Tetapi persepsi tentang demokrasi Indonesia yang tengah mengalami kemunduran tidak terbatas pada ketentuan tentang keormasan yang dianggap membatasi kebebasan. Dalam perkembangan lebih akhir, semakin banyak kalangan publik melihat setback demokrasi dengan meningkatnya wacana dan usaha pemerintah membasmi radikalisme misalnya dengan mengharuskan registrasi Majelis Taklim, sertifikasi penceramah agama, dan pengawasan ceramah oleh aparat kepolisian. Di sini negara seolah menjadi ‘big brother orwellian’—saudara besar yang ingin mengontrol dan mengendalikan setiap tarikan nafas warganya.

Dalam segi lain persepsi tentang kemunduran demokrasi Indonesia juga terkait dengan meningkatnya politik identitas atas dasar agama. Politik identitas yang mulai menguat sejak Pilkada Provinsi DKI Jakata pada akhir 2017 cenderung meningkat pada Pemilu 2019 dan terus bertahan hingga sekarang ini.

Nampaknya gejala kemunduran demokrasi terus berkecambah.

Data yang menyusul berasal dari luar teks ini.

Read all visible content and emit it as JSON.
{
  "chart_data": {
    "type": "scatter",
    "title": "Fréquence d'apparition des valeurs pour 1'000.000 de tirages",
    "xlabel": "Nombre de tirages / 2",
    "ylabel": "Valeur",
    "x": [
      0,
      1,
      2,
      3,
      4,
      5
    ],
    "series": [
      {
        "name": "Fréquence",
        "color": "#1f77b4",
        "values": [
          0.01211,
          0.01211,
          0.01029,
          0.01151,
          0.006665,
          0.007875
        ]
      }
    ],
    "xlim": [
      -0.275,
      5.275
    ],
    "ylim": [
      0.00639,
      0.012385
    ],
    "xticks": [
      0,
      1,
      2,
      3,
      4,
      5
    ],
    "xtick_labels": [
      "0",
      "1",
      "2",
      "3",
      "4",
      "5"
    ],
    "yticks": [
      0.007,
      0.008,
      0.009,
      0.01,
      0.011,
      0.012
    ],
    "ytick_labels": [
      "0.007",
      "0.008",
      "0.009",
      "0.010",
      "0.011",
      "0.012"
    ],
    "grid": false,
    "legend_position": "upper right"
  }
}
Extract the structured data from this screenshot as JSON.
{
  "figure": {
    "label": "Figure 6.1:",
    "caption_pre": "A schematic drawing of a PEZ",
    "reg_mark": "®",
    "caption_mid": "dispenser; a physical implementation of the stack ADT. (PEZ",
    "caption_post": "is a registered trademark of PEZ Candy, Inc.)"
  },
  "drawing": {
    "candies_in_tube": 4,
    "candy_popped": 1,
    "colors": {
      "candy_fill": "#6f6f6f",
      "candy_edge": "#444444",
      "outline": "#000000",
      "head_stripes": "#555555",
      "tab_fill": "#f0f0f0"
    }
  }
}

Salah satu perkecambahan itu terkait wacana penambahan masa jabatan Presiden sampai tiga kali. Penambahan masa jabatan Presiden dari dua kali menjadi tiga kali itu terkait rencana amandemen UUD 1945 untuk kelima kalinya dapat mendorong tumbuhnya oligarki politik dan otoritarianisme.

Penolakan Presiden Jokowi atas wacana masa jabatan Presiden sampai tiga kali belum menjamin bakal tidak terjadinya upaya ke arah sana dari fraksi-fraksi tertentu di MPR ketika amandemen UUD 1945 nanti dilakukan. Bukan tidak mungkin terjadi political deals di antara para aktor politik yang menghasilkan penambahan masa jabatan presiden sampai tiga kali.

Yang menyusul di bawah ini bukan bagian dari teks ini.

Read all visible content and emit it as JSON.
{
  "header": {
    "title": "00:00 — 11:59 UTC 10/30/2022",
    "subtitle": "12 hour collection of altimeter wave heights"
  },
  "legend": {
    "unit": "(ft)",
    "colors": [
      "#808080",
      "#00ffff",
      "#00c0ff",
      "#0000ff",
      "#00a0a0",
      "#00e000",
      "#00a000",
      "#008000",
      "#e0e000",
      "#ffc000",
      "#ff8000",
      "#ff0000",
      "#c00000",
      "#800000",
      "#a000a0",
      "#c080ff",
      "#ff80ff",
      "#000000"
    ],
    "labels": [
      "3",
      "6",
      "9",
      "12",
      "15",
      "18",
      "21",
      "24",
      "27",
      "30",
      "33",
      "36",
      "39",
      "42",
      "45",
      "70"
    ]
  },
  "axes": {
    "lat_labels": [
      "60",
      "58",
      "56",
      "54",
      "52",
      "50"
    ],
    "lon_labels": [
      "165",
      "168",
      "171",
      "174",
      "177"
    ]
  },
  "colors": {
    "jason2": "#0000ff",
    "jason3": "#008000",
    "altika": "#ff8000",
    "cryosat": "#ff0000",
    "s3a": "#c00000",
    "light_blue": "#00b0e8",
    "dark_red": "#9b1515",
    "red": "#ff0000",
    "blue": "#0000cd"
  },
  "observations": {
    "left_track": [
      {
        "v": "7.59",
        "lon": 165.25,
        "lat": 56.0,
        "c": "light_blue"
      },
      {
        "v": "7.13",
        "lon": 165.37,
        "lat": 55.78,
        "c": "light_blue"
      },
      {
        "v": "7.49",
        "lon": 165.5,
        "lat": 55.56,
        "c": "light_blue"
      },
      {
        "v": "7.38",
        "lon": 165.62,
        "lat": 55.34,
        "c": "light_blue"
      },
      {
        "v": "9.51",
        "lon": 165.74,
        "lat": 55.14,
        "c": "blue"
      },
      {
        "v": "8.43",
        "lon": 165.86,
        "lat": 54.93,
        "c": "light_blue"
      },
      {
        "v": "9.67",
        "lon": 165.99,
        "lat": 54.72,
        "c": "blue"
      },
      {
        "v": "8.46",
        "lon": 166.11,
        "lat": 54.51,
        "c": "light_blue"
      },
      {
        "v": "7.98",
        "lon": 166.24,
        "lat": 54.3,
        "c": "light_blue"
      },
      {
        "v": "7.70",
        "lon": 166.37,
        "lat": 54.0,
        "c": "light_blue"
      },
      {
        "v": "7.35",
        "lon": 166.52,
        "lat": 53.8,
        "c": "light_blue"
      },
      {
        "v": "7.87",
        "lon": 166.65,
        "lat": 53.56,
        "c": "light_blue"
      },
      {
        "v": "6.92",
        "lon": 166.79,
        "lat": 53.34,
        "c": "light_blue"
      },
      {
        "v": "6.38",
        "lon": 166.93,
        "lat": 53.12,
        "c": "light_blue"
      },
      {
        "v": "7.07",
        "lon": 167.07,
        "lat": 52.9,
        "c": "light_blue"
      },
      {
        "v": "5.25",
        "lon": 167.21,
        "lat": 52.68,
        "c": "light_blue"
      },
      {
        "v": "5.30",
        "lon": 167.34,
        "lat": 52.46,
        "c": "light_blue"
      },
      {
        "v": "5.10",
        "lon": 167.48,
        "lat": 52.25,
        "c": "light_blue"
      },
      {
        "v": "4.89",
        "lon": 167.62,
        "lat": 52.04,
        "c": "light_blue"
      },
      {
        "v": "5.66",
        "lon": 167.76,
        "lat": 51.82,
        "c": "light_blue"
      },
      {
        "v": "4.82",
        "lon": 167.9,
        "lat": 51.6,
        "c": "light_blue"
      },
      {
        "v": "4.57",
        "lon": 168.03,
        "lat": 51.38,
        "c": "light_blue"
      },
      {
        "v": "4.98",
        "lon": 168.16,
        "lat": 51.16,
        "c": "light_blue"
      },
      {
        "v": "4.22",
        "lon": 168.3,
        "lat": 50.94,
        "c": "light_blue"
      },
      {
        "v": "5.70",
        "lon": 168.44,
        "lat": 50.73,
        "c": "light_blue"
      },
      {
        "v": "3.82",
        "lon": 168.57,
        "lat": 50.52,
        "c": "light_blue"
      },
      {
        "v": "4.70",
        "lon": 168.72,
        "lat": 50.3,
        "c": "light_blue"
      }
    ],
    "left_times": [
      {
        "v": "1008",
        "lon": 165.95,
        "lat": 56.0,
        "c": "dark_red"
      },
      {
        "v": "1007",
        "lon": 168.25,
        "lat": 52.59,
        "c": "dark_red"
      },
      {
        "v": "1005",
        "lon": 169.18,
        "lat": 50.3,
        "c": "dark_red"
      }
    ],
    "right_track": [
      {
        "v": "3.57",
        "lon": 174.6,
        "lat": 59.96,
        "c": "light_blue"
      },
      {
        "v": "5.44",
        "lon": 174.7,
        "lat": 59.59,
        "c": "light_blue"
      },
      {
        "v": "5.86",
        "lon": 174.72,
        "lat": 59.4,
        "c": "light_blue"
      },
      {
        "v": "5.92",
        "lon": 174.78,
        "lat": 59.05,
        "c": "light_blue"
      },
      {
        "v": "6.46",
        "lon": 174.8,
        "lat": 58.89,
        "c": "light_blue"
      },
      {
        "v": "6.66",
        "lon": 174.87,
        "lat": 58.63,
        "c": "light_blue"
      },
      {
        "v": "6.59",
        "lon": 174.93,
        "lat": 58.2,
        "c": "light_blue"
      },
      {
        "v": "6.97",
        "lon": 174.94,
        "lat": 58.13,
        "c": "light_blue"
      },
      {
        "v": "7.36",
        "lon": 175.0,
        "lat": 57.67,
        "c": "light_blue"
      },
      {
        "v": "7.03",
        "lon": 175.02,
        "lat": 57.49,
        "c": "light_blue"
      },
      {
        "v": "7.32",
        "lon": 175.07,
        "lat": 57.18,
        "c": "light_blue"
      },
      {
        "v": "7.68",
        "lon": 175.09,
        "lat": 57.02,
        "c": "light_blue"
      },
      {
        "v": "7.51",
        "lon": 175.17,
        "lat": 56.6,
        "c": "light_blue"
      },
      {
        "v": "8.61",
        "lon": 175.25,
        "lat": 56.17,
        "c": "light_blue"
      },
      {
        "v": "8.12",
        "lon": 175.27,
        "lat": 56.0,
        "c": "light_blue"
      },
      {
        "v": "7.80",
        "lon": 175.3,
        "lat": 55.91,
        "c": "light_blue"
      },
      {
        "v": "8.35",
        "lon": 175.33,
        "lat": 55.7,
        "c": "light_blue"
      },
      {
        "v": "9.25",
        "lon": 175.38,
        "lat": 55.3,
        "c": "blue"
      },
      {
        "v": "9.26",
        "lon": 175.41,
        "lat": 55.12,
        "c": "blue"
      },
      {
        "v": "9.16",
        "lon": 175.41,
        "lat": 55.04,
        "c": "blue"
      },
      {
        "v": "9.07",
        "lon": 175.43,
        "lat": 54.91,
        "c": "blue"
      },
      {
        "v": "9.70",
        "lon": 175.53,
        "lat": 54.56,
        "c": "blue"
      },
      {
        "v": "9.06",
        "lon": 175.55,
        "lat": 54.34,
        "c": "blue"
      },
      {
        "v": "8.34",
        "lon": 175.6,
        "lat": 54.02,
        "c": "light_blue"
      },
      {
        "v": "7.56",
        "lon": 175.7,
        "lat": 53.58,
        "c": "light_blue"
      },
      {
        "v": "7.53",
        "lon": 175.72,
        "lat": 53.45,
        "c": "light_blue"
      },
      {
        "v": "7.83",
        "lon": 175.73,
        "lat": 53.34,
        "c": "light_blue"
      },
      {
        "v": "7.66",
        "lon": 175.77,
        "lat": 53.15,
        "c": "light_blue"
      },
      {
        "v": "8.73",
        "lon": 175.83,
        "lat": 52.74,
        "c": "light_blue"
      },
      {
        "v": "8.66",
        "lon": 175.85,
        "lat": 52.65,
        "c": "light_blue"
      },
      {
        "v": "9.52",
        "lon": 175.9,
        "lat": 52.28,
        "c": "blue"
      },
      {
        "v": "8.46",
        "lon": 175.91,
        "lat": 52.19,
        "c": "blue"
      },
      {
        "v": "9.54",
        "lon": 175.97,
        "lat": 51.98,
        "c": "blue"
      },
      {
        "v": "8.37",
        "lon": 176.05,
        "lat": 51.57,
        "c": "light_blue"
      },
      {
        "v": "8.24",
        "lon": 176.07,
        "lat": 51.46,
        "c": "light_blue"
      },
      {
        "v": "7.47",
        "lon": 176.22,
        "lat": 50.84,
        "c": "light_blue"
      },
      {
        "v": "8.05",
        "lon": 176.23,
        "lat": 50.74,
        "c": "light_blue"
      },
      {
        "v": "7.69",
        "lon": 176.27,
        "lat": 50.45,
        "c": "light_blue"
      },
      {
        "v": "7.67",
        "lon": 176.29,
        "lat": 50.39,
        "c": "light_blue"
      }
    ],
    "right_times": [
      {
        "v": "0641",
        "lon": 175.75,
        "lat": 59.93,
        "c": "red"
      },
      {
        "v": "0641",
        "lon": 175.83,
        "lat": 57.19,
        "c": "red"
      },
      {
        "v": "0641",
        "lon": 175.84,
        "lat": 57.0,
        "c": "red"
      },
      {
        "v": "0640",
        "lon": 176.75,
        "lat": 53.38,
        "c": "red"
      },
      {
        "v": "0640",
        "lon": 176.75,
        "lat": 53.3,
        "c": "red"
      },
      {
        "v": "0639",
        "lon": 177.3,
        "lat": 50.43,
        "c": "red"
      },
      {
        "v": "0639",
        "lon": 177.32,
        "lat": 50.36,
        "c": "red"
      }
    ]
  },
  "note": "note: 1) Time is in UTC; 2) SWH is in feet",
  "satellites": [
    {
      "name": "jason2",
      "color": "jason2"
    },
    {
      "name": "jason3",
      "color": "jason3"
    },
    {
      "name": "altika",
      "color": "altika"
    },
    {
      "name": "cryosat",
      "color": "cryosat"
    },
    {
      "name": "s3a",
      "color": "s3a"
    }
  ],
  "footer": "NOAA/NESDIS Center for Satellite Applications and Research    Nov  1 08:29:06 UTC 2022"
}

Oleh karena itu, perlu peningkatan kewaspadaan CS dan LSM advokasi mengantisipasi fenomena ke arah sana. Kemunduran demokrasi tidak bisa dibiarkan berlanjut. Sekali lagi, perlu peningkatan kepedulian dan kewaspadaan CS, LSM advokasi dan warga untuk memperkuat kembali demokrasi demi masa depan NKRI yang secara genuine demokratis.

Revitalisasi Masyarakat Sipil

Mengikuti perbincangan para ahli dan pengamat dari dalam dan luar negeri, kemunduran demokrasi Indonesia beberapa tahun terakhir terkait banyak dengan stagnasi masyarakat sipil (civil society). Jika stagnasi masyarakat sipil terus berlanjut, masa depan demokrasi Indonesia dapat pula semakin tidak menentu.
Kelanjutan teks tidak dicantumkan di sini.